Extraction difficulties might be connected to specific cell wall characteristics of some Chlorella species that appear to impede extraction (Doucha and Lívanský 2008). These factors could be compounded by harvesting the micro-algae at stationary phase. For instance, in Haematococcus pluvialis, entry into this phase leads to a strengthening of the cell wall and eventual cyst formation as an adaptation to stress (Aflalo et al. 2007). Factors specific to the Chlorella are thought likely to impede uptake of dyes in this genus leading to underestimation of oil content using Nile Red fluorescence (Chen et al. 2009; Sheehan et al. 1998). It is notable that glucosamine polymers such as chitins and chitosan are found in some Chlorella species (Kapaun and Reisser 1995; Sun et al. 1999) and genes for chitin remodelling have been identified in the genome of Chlorella variabilis (Blanc et al. 2010). Further work is required to establish if there is a relationship between the presence of chitins and obduracy towards extraction in the Chlorella genus. How this relates towards the cessation of growth, adaptation towards stress and accumulation of lipids during stationary phase also requires investigation. Considering that the corrosive nature of acid-based derivatization reagents can aid extraction (Browse et al. 1986), it appears that the direct approach for FAME production overcomes these problems in the case of Chlorella. From an industrial perspective, acid-catalyzed direct derivatization might be advantageous at the large scale for biodiesel production with these species (Haas and Wagner 2011).

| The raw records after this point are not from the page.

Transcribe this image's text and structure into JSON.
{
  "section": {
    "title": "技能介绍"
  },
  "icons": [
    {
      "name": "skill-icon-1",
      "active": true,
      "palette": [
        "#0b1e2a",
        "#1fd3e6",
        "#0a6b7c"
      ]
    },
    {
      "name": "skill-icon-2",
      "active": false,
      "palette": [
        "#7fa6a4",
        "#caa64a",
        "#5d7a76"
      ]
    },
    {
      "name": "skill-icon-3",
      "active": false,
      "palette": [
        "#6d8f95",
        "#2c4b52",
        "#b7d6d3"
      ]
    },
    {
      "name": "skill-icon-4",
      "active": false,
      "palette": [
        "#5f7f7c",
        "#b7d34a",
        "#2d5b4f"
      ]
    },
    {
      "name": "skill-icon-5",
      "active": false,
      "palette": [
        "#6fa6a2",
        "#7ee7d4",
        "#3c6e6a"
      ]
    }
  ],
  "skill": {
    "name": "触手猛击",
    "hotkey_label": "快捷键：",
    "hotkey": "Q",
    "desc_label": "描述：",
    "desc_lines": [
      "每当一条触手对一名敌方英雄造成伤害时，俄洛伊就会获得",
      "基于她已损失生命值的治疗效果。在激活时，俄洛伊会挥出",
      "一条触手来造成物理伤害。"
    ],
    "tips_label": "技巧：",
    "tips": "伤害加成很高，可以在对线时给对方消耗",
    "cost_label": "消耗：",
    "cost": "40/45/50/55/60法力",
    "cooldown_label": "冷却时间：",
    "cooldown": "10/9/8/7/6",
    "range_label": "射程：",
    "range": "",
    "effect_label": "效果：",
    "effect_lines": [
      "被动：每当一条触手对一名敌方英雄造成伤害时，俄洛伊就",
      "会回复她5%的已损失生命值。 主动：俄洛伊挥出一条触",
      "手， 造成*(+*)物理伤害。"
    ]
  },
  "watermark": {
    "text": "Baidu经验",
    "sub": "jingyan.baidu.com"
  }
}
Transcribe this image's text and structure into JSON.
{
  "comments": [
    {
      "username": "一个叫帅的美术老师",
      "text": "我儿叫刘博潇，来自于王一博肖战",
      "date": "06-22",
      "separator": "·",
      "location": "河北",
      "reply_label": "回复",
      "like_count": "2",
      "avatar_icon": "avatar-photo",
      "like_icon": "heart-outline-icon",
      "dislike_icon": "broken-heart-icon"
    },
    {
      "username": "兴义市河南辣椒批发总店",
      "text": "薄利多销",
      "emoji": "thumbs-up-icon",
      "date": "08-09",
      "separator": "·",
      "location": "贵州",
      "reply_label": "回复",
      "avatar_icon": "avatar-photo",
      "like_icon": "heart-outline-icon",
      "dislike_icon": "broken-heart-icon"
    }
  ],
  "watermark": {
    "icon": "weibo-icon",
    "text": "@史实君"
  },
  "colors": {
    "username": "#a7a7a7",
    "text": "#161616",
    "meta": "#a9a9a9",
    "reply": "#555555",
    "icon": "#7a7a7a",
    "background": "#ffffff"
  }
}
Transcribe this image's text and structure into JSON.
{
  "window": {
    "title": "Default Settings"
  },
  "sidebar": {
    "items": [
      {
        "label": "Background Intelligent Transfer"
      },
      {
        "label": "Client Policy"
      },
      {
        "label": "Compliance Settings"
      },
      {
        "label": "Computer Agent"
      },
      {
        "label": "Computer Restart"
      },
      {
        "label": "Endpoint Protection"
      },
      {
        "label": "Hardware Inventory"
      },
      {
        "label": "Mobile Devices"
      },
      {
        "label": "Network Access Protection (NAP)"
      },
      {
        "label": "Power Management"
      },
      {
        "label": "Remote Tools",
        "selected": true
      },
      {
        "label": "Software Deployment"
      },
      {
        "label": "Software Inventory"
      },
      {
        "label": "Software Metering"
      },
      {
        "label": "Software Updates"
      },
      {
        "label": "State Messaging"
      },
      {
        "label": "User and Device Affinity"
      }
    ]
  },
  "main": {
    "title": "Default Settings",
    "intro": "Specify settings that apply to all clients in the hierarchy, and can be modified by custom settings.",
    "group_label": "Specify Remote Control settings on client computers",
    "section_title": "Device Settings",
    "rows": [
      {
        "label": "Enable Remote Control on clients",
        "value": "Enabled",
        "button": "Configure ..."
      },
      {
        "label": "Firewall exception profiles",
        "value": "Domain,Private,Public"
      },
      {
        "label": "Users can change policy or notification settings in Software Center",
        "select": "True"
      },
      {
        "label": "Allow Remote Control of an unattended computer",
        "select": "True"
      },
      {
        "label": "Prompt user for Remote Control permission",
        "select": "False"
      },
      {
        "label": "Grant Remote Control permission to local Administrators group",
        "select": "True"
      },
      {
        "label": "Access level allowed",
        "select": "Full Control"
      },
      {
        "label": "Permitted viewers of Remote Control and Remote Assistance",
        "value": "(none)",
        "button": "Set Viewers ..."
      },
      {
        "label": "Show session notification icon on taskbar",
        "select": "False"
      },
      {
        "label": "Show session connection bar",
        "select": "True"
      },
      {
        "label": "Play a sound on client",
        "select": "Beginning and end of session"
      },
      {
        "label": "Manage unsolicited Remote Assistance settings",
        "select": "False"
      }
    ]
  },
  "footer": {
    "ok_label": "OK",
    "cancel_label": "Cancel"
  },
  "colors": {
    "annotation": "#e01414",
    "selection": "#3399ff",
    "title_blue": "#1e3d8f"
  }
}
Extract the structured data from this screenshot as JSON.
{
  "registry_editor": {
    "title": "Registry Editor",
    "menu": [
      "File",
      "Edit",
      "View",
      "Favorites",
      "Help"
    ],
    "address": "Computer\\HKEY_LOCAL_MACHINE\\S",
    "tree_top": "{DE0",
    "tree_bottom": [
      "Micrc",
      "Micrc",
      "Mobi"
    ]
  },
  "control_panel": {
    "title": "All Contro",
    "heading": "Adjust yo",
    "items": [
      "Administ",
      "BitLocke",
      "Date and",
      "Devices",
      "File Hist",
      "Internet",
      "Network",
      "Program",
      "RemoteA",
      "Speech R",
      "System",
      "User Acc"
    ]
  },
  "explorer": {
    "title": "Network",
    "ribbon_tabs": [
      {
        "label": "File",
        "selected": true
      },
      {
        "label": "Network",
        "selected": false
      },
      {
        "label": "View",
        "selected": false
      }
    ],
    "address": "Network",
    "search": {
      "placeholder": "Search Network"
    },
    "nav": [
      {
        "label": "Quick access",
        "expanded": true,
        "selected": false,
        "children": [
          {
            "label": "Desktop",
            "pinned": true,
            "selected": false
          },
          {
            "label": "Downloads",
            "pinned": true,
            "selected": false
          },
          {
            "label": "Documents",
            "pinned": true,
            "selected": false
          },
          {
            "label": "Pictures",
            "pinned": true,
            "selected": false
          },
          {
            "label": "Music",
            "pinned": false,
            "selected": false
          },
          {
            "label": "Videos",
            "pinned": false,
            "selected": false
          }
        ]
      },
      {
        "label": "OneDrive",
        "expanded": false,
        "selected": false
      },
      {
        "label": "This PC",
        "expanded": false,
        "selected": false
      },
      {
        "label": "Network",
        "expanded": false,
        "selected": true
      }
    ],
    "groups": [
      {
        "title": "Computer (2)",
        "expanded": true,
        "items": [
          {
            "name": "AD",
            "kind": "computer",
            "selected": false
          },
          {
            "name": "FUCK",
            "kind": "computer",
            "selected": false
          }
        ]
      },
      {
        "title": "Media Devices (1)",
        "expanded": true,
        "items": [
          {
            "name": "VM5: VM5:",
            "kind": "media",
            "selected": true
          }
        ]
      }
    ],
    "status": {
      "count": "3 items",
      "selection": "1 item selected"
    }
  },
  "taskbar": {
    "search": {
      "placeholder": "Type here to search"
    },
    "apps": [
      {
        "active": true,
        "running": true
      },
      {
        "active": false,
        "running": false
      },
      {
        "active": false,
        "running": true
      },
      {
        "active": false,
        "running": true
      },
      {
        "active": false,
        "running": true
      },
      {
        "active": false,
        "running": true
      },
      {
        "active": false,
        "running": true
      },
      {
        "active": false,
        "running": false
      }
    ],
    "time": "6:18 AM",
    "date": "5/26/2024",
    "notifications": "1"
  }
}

Comparison of relative fatty acid composition between the two methods (Table 2 and 3) revealed low but significant differences (±10 % peak area), with a consistent bias towards lower unsaturation with the direct method. This was observed in the two Chlorella strains and D. tertiolecta (Table 2); T. pseudonana, N. oculata and R. reticulata (Table 3). When the data was expressed in absolute terms (%DW), almost all significant differences were confined to PUFAs where it was evident that the direct method was slightly less effective at extracting, or preserving this class of fatty acids (Tables 4 and 5). Adjusting BHT concentrations in the hexane solvent present during derivatization in the direct method had no effect, suggesting that extraction differences rather than lipid peroxidation might be responsible for differences in PUFA yields (data not shown). In a similar comparison for red blood cells, more saturated fatty acids were extracted with a direct method than with Folch but not MUFAs or PUFAs (Clayton et al. 2012). Conversely, two comparative studies using marine animal material reported improved recovery of PUFAs in direct methods relative to conventional two-step methods, however (Abdulkadir and Tsuchiya 2008; Indarti et al. 2005). This was attributed to greater oxidation associated with the extra handling steps in the latter which was plausible as these studies did not employ antioxidants, as used in the present study. Taken together, it appears that the direct methods are less likely to be impeded in extraction than the Folch-based methods by substrate dependent factors such as cell wall structure but there might be minor reagent based limitations to extraction that discriminate by lipid class or fatty acid composition. The latter could depend on the particular direct method employed and this requires further study.

The selection of future algae production strains for biofuels, food, pharmaceutical, nutraceutical or cosmeceutical purposes necessitates the use of robust efficient lipid analyses suitable for high-throughput screening. In this study, a rapid analytical method (Larson and Graham 2001) and a scaled-down Folch-based procedure (Cook et al. 2000; Folch et al. 1957) were evaluated. Overall, the rapid approach was found to be ideal for high-throughput screening for yield determination, whereas the scaled-down Folch procedure was slightly more accurate in terms of fatty acid composition.